The X5 M50i will go from zero to 60 in 3.8 seconds and is limited to a top speed of 155 mph.

The X5 M50i will go from zero to 60 in 3.8 seconds, according to BMW’s engineers, and the top speed is limited to 155 miles per hour, though I doubt most drivers will get anywhere near that speed unless they take it out on a track or have hankering for a heart-to-heart conversation with  a local judge.

One of things that BMW has done is harness the dual-clutch transmission, so it produces unique notes to feed through the car’s dual exhaust.

Cars with 600-hp engines also need to be equipped with a well-honed suspension, and BMW has equipped M-Series X5 with what is described as an adaptive suspension with active “roll stabilization” that uses information from sensors around the vehicle to help with the effort to maintain control.

The result is that despite the enormous amount of power from the engine is a stable ride over a variety of road surfaces. I never felt the power was going to overwhelm.

The vehicle, which also is equipped with a speed-sensitive transmission and six-caliper piston brakes on the 21-inch wheels, also seemed quite stable and always under control.

The X5 M50i is powered by a 4.4-liter, 32-valve twin-turbo V-8 engine putting out 600 hp.

(BMW may go for a plug-in hybrid with upcoming X8 M.)

Stepping into the interior of the X5 M is like stepping into the house of someone with both good taste and a great deal of money. You cannot help but be impressed by the quality of the materials used to furnish of the cabin and the quality of the presentation of technical features.

Bits of color emphasize the M control buttons on the center console, on the M Leather steering wheel and gearshift lever. Illuminated door sill plates, specific to each model are standard as is carbon fiber trim.

I know purists have never gotten over the introduction of the I-Drive, which is supposed make it easier to handle the steadily increasing amount of information available in a modern automobile, especially if its confected with wireless network with Bluetooth. The seventh generation I-Drive with its rotary dial is standard on the 2020 X5 M. The on-board navigation system and voice recognition system are also very effective.

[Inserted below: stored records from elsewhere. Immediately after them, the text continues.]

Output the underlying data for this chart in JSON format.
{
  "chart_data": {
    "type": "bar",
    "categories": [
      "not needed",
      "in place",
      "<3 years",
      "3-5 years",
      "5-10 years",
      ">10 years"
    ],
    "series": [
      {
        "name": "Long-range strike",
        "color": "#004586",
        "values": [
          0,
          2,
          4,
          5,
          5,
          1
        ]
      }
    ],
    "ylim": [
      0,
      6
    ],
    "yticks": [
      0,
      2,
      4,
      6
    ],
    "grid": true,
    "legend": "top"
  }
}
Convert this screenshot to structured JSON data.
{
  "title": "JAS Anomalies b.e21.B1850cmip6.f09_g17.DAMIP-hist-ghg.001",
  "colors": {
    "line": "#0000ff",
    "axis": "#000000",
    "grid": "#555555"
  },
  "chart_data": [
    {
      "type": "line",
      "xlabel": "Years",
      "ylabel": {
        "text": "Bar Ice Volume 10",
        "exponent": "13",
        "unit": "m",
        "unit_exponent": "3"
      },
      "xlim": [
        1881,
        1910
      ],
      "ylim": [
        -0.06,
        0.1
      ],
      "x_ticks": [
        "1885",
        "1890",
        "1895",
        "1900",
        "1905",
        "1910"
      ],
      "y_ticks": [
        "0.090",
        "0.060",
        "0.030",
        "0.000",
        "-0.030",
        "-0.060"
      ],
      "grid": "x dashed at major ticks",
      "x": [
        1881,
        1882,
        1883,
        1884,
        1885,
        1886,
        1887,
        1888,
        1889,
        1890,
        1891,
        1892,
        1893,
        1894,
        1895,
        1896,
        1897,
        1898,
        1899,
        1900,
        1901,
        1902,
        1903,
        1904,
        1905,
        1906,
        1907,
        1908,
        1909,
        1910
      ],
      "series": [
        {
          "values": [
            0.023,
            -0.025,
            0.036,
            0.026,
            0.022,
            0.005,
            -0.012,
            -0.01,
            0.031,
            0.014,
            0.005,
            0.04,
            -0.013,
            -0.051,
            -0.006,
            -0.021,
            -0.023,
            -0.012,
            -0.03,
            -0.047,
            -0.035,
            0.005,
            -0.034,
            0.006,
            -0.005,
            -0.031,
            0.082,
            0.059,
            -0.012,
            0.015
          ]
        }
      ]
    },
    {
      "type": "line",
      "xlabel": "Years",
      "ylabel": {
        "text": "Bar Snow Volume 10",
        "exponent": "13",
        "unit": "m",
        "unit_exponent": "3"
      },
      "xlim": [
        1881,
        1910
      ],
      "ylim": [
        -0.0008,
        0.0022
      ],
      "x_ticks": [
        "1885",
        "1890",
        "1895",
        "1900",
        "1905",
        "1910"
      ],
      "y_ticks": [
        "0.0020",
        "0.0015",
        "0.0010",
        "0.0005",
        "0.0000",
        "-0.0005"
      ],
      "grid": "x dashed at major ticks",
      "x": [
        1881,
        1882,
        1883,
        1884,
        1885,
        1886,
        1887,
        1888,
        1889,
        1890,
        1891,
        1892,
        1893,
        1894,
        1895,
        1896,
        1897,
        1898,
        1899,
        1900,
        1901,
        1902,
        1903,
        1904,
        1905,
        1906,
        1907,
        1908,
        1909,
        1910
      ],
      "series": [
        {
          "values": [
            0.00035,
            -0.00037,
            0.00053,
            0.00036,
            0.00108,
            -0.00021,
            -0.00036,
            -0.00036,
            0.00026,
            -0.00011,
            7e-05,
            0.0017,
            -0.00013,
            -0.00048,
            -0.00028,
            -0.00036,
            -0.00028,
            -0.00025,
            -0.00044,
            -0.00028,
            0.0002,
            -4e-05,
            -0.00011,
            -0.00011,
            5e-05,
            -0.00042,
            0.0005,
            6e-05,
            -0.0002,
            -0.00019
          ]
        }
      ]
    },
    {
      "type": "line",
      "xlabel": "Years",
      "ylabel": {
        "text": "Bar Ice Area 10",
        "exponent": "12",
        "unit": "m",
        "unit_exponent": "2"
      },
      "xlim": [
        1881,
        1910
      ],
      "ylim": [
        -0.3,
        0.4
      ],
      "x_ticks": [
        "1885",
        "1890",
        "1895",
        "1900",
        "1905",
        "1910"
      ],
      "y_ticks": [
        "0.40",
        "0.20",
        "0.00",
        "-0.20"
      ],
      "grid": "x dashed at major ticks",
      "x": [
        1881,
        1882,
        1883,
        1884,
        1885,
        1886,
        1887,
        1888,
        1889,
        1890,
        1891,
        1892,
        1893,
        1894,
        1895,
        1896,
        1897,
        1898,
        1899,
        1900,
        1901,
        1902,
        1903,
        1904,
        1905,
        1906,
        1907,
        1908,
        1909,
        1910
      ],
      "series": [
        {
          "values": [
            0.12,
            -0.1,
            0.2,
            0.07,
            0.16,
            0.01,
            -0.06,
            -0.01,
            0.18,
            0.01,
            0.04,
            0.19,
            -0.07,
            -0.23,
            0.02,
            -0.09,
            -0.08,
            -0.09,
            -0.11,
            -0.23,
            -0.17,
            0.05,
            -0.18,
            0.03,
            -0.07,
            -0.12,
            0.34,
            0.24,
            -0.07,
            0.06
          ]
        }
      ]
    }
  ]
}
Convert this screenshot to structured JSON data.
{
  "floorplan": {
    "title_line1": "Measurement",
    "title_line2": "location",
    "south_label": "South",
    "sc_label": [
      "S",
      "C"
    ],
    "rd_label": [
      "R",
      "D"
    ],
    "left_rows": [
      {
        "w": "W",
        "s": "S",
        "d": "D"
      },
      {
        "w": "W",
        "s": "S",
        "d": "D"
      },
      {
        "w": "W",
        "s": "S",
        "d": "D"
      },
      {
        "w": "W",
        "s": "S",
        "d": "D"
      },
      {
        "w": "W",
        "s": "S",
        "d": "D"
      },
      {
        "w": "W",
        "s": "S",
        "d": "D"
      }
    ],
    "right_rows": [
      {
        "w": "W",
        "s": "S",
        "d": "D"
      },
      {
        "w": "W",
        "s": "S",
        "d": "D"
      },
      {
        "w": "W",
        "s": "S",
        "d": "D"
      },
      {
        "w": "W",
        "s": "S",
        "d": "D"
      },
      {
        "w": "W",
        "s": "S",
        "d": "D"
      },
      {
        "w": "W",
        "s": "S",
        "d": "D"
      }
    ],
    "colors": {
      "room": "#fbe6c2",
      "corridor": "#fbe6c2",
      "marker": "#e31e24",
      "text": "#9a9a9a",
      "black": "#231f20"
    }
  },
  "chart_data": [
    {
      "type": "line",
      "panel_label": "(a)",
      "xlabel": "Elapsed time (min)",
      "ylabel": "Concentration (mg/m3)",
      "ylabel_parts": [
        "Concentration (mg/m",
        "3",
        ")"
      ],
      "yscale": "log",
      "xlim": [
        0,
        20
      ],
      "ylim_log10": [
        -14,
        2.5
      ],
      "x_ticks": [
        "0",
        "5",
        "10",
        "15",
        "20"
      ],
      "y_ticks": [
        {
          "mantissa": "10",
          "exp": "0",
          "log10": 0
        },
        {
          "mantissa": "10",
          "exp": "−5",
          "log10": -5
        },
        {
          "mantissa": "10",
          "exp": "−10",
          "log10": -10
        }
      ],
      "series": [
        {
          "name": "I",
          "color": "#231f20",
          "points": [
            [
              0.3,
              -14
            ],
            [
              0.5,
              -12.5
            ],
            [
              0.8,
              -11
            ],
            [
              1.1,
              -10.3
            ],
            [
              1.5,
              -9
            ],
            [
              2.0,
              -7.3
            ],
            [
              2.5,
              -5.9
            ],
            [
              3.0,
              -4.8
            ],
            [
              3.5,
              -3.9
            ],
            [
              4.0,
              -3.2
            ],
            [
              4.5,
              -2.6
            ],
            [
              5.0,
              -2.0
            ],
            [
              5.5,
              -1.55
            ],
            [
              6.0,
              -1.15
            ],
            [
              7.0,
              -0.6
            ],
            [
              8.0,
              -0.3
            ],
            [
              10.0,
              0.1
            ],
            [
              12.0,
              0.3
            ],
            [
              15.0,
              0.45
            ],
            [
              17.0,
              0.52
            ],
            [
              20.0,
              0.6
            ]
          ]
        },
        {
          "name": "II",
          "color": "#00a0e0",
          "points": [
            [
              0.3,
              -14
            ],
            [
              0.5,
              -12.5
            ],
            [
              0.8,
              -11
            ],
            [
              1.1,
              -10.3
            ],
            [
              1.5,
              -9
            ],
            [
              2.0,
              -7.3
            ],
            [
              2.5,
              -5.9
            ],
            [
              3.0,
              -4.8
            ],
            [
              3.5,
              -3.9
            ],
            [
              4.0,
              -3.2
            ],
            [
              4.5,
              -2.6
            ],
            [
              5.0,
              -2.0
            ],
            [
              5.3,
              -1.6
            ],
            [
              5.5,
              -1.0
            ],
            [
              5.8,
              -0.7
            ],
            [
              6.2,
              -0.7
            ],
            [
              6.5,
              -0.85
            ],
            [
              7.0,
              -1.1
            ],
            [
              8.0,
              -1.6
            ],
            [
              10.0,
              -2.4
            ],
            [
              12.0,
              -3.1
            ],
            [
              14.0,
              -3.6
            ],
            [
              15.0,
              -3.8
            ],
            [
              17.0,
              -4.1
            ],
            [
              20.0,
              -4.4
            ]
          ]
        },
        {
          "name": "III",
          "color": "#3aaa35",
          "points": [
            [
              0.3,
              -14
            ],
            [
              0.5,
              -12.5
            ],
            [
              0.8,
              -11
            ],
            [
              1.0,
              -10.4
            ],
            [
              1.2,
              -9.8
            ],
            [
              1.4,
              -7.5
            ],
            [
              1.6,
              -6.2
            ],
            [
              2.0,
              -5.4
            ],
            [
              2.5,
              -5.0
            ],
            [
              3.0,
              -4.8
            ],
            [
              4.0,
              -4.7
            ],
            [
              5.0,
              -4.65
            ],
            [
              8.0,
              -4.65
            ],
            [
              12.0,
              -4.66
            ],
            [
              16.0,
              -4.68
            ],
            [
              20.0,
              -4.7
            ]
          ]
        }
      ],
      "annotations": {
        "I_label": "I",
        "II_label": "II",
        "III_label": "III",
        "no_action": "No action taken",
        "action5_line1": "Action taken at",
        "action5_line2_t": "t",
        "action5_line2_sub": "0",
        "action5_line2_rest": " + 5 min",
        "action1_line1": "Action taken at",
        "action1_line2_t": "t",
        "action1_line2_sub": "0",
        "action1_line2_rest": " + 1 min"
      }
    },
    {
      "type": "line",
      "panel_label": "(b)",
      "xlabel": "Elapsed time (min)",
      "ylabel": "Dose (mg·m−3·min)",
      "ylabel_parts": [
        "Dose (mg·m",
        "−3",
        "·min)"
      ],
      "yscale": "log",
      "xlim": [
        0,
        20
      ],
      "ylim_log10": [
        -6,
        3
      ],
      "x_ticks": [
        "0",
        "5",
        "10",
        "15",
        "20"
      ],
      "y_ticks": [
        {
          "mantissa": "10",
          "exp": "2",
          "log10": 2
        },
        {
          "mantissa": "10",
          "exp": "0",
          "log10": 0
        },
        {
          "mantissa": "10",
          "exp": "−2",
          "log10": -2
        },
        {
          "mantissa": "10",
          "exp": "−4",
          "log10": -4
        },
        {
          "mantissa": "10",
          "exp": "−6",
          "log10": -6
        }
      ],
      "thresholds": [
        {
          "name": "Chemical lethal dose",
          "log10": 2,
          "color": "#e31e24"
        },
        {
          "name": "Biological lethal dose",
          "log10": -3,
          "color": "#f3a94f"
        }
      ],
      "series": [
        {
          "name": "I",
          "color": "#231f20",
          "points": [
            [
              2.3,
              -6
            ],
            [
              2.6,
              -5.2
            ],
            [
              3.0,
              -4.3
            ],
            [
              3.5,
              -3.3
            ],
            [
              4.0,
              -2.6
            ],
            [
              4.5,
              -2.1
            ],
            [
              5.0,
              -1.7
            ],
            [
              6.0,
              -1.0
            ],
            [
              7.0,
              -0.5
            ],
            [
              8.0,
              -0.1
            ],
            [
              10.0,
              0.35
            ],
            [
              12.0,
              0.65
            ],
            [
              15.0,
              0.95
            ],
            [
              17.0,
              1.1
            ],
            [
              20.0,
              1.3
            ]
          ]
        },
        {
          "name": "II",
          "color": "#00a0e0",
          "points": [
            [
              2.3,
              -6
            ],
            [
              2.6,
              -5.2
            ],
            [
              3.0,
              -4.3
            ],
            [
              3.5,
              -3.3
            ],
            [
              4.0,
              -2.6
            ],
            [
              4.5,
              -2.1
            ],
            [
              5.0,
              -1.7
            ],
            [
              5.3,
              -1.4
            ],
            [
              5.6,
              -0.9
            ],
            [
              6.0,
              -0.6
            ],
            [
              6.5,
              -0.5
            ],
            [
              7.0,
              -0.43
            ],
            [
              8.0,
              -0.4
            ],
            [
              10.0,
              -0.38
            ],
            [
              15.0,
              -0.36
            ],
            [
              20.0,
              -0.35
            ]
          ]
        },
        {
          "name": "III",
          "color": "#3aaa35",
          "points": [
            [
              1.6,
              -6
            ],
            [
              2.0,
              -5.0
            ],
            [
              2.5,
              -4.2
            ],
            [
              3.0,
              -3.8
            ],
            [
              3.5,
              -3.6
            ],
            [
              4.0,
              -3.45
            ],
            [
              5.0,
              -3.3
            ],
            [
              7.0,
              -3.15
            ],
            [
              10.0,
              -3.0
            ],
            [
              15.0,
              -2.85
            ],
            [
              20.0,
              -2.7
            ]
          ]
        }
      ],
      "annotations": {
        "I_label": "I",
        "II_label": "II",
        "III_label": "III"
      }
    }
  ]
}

The 2020 BMW X5 comes with a long list of standard and optional driver assistance systems, including cruise control that can take the vehicle up to 130 mph and back down with automatic braking, according to the vehicle’s engineering specifications.

Stepping into the interior of the X5 M is like stepping into the house of someone with both good taste and a great deal of money.

The driver assistance systems process camera images as well as the data gathered by ultrasonic and radar sensors that monitor the vehicle’s surroundings, to warn of potential hazards and to curb the risk of an accident with corrective braking or steering inputs. The clarity of the images assembled by the system is excellent and offers drivers a better sense of everything around the vehicle at the critical moments when the vehicle is started and put into gear.

The driver assistance features include Blind Spot Detection, Lane Departure Warning, Rear Collision Warning, Frontal Collision Warning and Pedestrian Warning with City Collision Mitigation (which now also alerts the driver if cyclists are detected) Cross Traffic Alert Rear, and Speed Limit Information.

(First Look: 2020 BMW X5 M and X6 M.)

The power in the on-board computers and the engine are not cheap and when loaded into the 2020 X5 M Series and the results are pricey. The base price on the vehicle I drove was more than $82,000 and the final price for the manufacturer’s suggested retail price for model I drove was $97,195.

The results are very impressive blend of power, technology and craftsmanship.